A series of policies to stabilize foreign trade and foreign investment continued to have an effect, and manufacturing exports further improved.

The new export orders index came in at 49.1, up 0.7 percentage points, while the import index edged down 0.1 percentage points.


Third, the development of new growth drivers accelerated, and transformation and upgrading continued.

From the perspective of key industries, the PMI of high-tech manufacturing and equipment manufacturing was 52.8 and 52.7, 1.5 and 0.9 percentage points higher than the previous figures, respectively, and 1.8 and 1.7 percentage points higher than the manufacturing PMI.

The new drivers have injected vitality into the manufacturing recovery.


Fourth, business expectations improved and business confidence increased.

The expected index of business activities of enterprises was 58.6, 0.8 percentage points higher than the previous value.


It is worth mentioning that the small business boom in August fell significantly.

Small manufacturing enterprises are mainly concentrated in the downstream industries and export fields.

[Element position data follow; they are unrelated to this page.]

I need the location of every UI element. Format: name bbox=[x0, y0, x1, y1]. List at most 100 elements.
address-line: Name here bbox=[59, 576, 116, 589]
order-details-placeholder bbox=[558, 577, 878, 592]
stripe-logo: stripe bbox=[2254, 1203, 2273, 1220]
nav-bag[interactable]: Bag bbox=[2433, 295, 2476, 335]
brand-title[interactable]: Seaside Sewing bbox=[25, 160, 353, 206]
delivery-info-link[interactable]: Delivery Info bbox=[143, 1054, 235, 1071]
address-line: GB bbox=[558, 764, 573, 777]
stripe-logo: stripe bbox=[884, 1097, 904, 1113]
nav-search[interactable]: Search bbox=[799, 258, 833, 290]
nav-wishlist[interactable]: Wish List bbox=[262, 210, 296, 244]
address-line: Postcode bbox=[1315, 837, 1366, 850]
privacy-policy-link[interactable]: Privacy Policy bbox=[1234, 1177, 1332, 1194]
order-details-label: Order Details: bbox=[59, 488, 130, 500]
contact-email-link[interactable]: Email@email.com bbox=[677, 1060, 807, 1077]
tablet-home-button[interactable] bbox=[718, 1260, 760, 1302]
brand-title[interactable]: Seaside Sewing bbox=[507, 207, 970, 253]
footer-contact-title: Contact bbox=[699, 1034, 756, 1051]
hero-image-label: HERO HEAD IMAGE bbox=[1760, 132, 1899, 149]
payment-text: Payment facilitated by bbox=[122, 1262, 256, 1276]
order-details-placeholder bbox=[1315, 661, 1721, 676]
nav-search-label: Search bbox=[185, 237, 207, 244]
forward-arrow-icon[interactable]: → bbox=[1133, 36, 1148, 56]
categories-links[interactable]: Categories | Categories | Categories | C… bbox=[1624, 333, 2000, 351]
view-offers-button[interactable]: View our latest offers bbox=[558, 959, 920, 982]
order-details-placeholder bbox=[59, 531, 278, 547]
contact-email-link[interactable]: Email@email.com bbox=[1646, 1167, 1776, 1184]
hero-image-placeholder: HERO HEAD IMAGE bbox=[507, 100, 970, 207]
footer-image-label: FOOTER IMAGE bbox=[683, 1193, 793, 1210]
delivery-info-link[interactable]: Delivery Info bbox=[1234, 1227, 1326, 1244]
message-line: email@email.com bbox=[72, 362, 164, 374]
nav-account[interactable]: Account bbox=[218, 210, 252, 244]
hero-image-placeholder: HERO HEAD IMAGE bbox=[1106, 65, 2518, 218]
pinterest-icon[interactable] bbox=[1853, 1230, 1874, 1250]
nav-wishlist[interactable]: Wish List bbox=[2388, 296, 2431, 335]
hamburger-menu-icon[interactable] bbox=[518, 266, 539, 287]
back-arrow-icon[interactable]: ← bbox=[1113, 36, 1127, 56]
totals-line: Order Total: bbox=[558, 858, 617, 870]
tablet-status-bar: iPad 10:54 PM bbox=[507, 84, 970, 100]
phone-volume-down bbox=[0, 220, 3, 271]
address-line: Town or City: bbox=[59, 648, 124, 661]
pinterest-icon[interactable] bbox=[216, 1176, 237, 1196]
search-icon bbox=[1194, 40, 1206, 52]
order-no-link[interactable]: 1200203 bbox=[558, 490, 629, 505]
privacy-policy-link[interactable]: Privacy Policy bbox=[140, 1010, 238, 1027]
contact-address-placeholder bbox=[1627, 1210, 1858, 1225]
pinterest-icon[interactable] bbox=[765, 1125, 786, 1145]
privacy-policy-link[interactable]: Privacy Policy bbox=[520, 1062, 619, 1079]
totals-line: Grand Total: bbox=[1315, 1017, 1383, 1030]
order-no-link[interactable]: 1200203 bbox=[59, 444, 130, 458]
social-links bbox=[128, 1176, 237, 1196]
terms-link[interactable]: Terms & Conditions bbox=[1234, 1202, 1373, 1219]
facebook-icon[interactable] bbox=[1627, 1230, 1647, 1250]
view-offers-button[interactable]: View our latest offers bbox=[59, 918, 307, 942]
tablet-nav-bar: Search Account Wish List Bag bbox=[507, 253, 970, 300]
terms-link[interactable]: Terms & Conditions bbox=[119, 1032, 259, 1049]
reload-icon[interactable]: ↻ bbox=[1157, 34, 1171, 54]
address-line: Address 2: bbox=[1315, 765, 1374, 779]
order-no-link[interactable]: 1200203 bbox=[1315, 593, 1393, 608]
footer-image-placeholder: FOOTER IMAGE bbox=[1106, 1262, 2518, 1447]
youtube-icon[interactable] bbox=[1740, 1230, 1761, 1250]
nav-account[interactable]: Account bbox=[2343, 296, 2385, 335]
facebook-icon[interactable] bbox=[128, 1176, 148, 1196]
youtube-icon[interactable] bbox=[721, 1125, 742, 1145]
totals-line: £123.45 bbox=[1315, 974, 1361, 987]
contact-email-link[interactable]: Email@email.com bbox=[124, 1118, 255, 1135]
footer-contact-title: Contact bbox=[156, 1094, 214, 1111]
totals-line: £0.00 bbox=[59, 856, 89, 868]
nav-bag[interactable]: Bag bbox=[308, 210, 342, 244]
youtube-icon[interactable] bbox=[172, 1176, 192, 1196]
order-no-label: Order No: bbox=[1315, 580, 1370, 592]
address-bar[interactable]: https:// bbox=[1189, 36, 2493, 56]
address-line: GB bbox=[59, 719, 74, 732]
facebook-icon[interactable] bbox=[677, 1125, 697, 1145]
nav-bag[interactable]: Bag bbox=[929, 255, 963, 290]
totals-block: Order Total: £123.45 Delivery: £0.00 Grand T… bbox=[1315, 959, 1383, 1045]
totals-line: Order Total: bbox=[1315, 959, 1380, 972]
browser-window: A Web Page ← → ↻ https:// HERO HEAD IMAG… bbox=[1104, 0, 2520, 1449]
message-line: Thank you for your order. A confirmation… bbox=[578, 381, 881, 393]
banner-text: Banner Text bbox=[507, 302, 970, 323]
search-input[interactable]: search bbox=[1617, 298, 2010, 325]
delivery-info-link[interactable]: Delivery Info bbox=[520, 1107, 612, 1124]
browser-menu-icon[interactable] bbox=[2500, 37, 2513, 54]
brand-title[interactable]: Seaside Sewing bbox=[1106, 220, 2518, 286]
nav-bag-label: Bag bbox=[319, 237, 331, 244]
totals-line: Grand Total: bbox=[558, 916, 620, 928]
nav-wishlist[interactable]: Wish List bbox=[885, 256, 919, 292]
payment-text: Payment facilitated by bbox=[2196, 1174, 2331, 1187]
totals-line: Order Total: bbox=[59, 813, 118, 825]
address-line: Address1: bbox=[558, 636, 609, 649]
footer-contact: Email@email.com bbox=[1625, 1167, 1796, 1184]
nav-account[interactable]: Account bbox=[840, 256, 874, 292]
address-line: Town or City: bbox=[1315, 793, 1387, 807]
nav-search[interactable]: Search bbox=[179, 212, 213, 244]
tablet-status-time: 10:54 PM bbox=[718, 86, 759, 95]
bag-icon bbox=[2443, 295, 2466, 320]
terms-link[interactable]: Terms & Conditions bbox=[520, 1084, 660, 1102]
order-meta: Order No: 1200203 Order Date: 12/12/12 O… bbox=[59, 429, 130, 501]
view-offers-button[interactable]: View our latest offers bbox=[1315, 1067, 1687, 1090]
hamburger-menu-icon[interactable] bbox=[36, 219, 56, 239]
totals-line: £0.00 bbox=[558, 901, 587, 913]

Therefore, expanding domestic demand, especially consumer demand, and strengthening enterprises' export support are effective means to boost small enterprises in the short term.

At the same time, measures to support small enterprises include structural monetary policies, targeted tax cuts and fee reductions, etc. They should also reduce the operating costs of small and medium-sized enterprises institutionally and reduce ownership discrimination.